Businesses cautiously optimistic as LSU anticipates mostly normal operations for fall semester
BATON ROUGE – In six months, LSU’s campus could return to full parking lots and a crowded quad.
Interim President Tom Galligan anticipates the vast majority of classes will return to in-person learning for the fall 2021 semester. It depends on the vaccine roll-out to going as planned and enough students and staff getting the shot.
For businesses, the lax restrictions would mean more customers inside their shops.
“I honestly can’t wait until we can start seeing more students in here,” City Slice manager Loni Trabeaux said.
The lack of students currently on campus, due to a hybrid course schedule for some, has a trickle effect on the north side. The storefronts there are normally booming with business.
“Pre-COVID, we had a large group of students on weekend nights.

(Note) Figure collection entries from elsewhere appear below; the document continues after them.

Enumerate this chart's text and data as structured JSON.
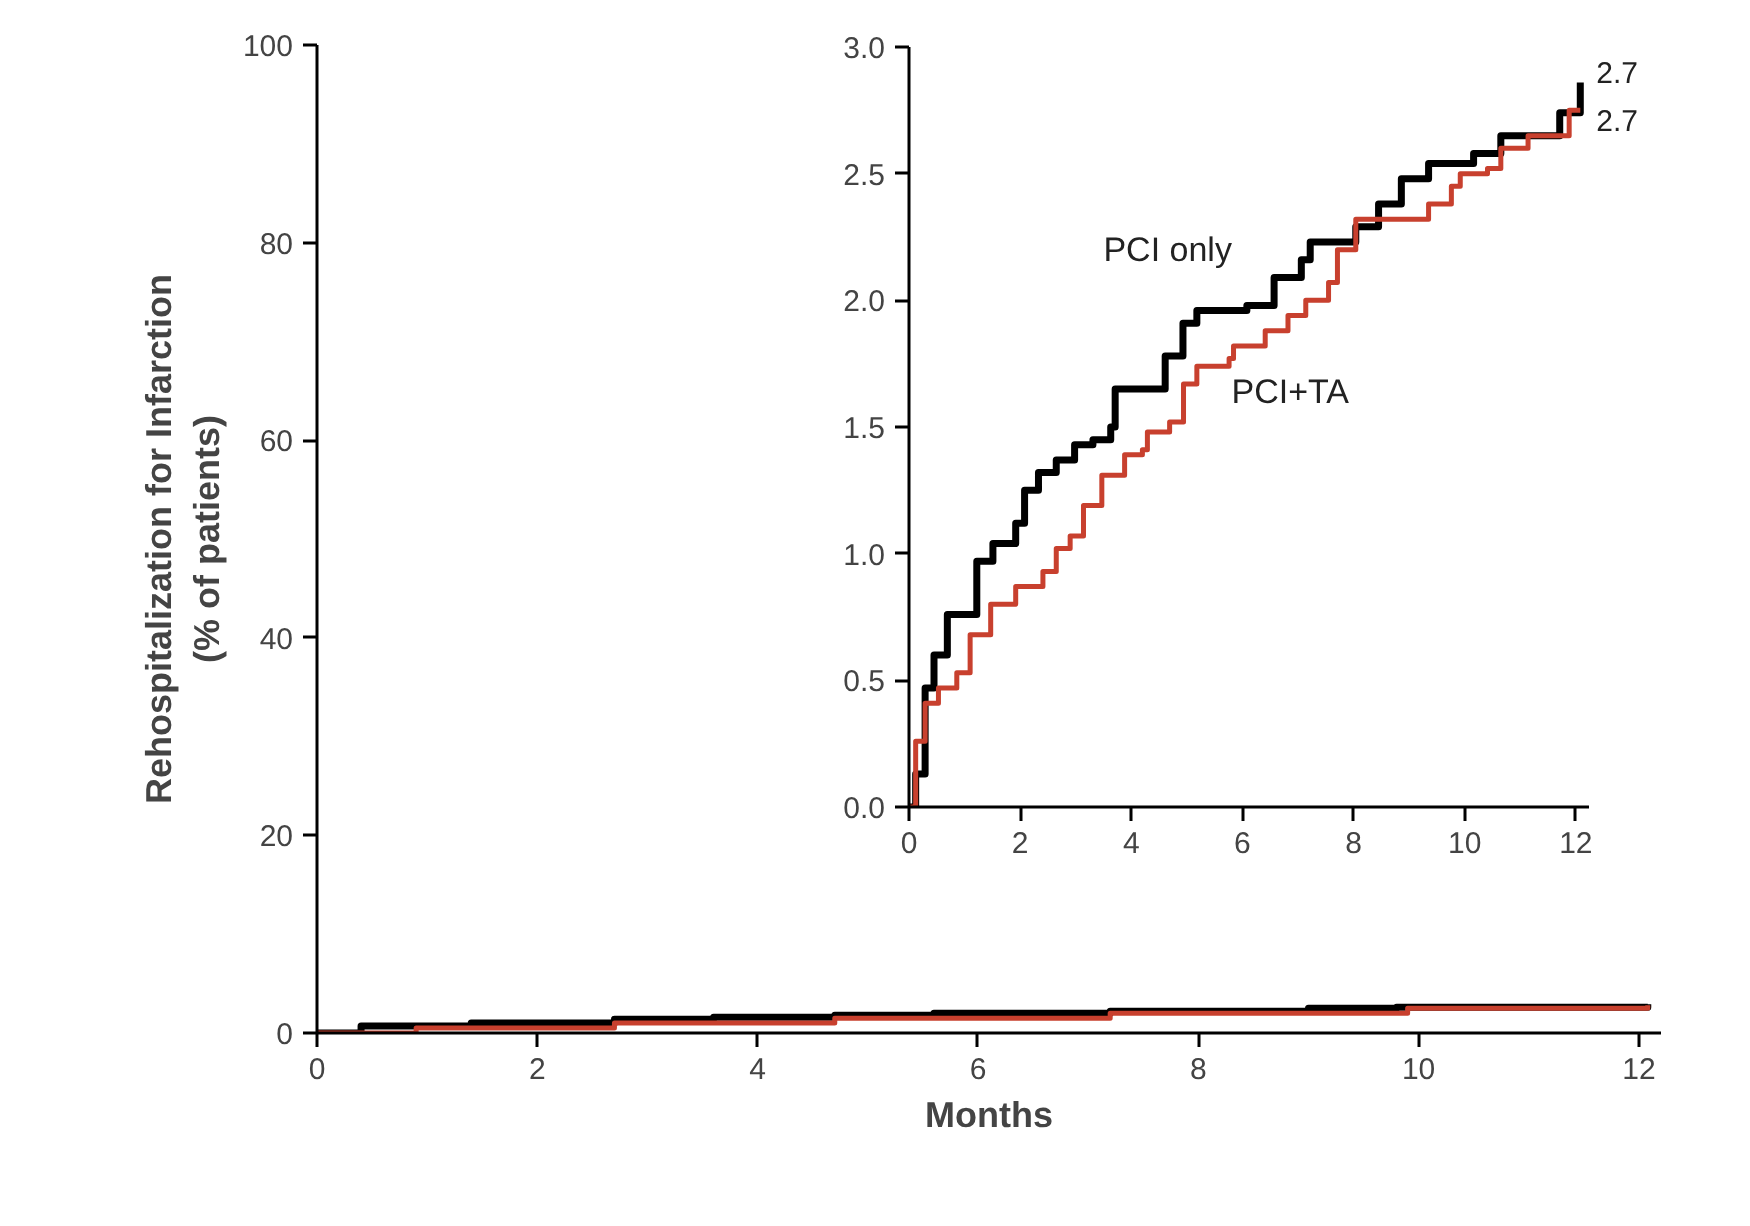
{
  "chart_data": [
    {
      "type": "step",
      "xlabel": "Months",
      "ylabel": "Rehospitalization for Infarction\n(% of patients)",
      "xlim": [
        0,
        12.2
      ],
      "ylim": [
        0,
        100
      ],
      "xticks": [
        0,
        2,
        4,
        6,
        8,
        10,
        12
      ],
      "yticks": [
        0,
        20,
        40,
        60,
        80,
        100
      ],
      "grid": false,
      "line_style": "solid",
      "marker": "none",
      "series": [
        {
          "color": "#000000",
          "x": [
            0,
            0.4,
            1.4,
            2.7,
            3.6,
            4.7,
            5.6,
            7.2,
            9.0,
            9.8,
            12.08
          ],
          "values": [
            0,
            0.7,
            1.0,
            1.4,
            1.6,
            1.8,
            2.0,
            2.2,
            2.5,
            2.6,
            2.9
          ]
        },
        {
          "color": "#c8402e",
          "x": [
            0,
            0.9,
            2.7,
            4.7,
            7.2,
            9.9,
            12.08
          ],
          "values": [
            0,
            0.5,
            1.0,
            1.5,
            2.0,
            2.5,
            2.8
          ]
        }
      ]
    },
    {
      "type": "step",
      "xlim": [
        0,
        12.25
      ],
      "ylim": [
        0,
        3
      ],
      "xticks": [
        0,
        2,
        4,
        6,
        8,
        10,
        12
      ],
      "yticks": [
        {
          "value": 0,
          "label": "0.0"
        },
        0.5,
        {
          "value": 1,
          "label": "1.0"
        },
        1.5,
        {
          "value": 2,
          "label": "2.0"
        },
        2.5,
        {
          "value": 3,
          "label": "3.0"
        }
      ],
      "grid": false,
      "line_style": "solid",
      "marker": "none",
      "annotations": [
        {
          "text": "2.7",
          "x": 12.08,
          "y": 2.86
        },
        {
          "text": "2.7",
          "x": 12.08,
          "y": 2.75
        }
      ],
      "series": [
        {
          "name": "PCI only",
          "color": "#000000",
          "x": [
            0,
            0.12,
            0.29,
            0.45,
            0.69,
            0.94,
            1.22,
            1.51,
            1.92,
            2.08,
            2.33,
            2.65,
            2.98,
            3.31,
            3.63,
            3.71,
            4.37,
            4.61,
            4.93,
            5.18,
            6.08,
            6.57,
            7.06,
            7.22,
            7.76,
            8.04,
            8.45,
            8.86,
            9.35,
            10.16,
            10.65,
            11.31,
            11.71,
            12.08
          ],
          "values": [
            0,
            0.13,
            0.47,
            0.6,
            0.76,
            0.76,
            0.97,
            1.04,
            1.12,
            1.25,
            1.32,
            1.37,
            1.43,
            1.45,
            1.5,
            1.65,
            1.65,
            1.78,
            1.91,
            1.96,
            1.98,
            2.09,
            2.16,
            2.23,
            2.23,
            2.29,
            2.38,
            2.48,
            2.54,
            2.58,
            2.65,
            2.65,
            2.74,
            2.86
          ]
        },
        {
          "name": "PCI+TA",
          "color": "#c8402e",
          "x": [
            0,
            0.12,
            0.29,
            0.53,
            0.86,
            1.1,
            1.47,
            1.92,
            2.41,
            2.65,
            2.9,
            3.14,
            3.47,
            3.88,
            4.2,
            4.29,
            4.69,
            4.94,
            5.18,
            5.76,
            5.84,
            6.41,
            6.82,
            7.14,
            7.55,
            7.71,
            8.04,
            8.86,
            9.35,
            9.76,
            9.92,
            10.41,
            10.65,
            11.14,
            11.8,
            11.88,
            12.08
          ],
          "values": [
            0,
            0.26,
            0.41,
            0.47,
            0.53,
            0.68,
            0.8,
            0.87,
            0.93,
            1.02,
            1.07,
            1.19,
            1.31,
            1.39,
            1.41,
            1.48,
            1.52,
            1.67,
            1.74,
            1.77,
            1.82,
            1.88,
            1.94,
            2.0,
            2.07,
            2.2,
            2.32,
            2.32,
            2.38,
            2.45,
            2.5,
            2.52,
            2.6,
            2.65,
            2.65,
            2.75,
            2.75
          ]
        }
      ]
    }
  ]
}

And we had a live band on Friday nights,” Trabeaux said.
City Slice has gotten by through to-go orders during the pandemic, but Trabeaux says it’s not the same.
“Is that really what a restaurant is all about? It’s definitely to see people come out and enjoy themselves, have a cocktail and have a dinner with their friends,” she said.

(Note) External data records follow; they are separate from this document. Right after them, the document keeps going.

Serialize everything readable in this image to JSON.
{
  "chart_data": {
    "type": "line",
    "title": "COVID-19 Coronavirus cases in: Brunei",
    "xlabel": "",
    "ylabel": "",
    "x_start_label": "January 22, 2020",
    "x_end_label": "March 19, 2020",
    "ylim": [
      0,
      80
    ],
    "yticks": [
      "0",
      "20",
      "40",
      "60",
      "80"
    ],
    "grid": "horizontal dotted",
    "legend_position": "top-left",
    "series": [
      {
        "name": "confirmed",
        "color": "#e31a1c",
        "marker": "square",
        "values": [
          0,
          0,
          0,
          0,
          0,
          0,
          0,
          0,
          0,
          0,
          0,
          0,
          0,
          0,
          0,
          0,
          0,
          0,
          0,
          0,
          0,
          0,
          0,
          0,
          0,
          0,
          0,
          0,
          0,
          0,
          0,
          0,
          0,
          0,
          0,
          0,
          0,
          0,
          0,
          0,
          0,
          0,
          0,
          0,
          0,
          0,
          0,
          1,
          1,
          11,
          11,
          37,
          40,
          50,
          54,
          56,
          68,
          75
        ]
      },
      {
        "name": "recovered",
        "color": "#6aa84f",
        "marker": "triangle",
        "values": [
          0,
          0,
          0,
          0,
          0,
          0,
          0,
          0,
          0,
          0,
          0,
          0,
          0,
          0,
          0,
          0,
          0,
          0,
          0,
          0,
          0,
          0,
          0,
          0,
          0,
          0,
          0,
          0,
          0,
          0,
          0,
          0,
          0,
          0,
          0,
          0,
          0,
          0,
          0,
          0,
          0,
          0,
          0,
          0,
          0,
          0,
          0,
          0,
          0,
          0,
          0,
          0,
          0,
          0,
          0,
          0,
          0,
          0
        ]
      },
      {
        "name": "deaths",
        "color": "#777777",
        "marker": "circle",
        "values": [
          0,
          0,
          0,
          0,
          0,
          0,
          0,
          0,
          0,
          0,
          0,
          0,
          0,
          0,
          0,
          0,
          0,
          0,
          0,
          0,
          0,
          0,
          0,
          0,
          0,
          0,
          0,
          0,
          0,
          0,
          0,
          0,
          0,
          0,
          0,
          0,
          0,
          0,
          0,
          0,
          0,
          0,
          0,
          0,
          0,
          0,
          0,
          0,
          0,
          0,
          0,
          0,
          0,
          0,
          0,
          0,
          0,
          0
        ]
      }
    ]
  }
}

The Bicycle Shop on Highland also depends on people wearing backpacks wandering inside after class.
“That was extremely low this past year. In fact, our biggest season is the back-to-school time in August, and back-to-school was kind of nonexistent this year,” owner Tom Townsend said.
Townsend says his business has been hit with a double whammy: fewer customers and a backlog of inventory.

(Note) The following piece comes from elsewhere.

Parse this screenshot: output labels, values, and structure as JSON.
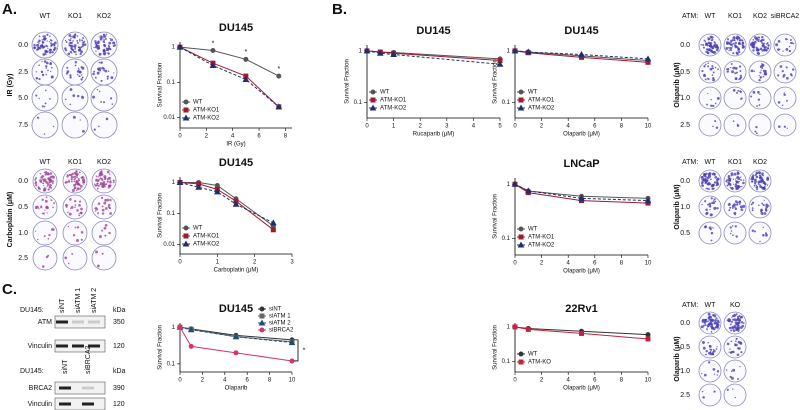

“Repairs can sometimes take months because we’re waiting on parts,” Townsend said.
That’s why the anticipation of an LSU semester looking like it did pre-2020 is giving businesses a glimpse of hope. They crave that hustle and bustle again.
“That would be great,” Townsend said.
Right now, higher education is not one of the tier groups eligible for the vaccine. LSU hopes it will be in the near future.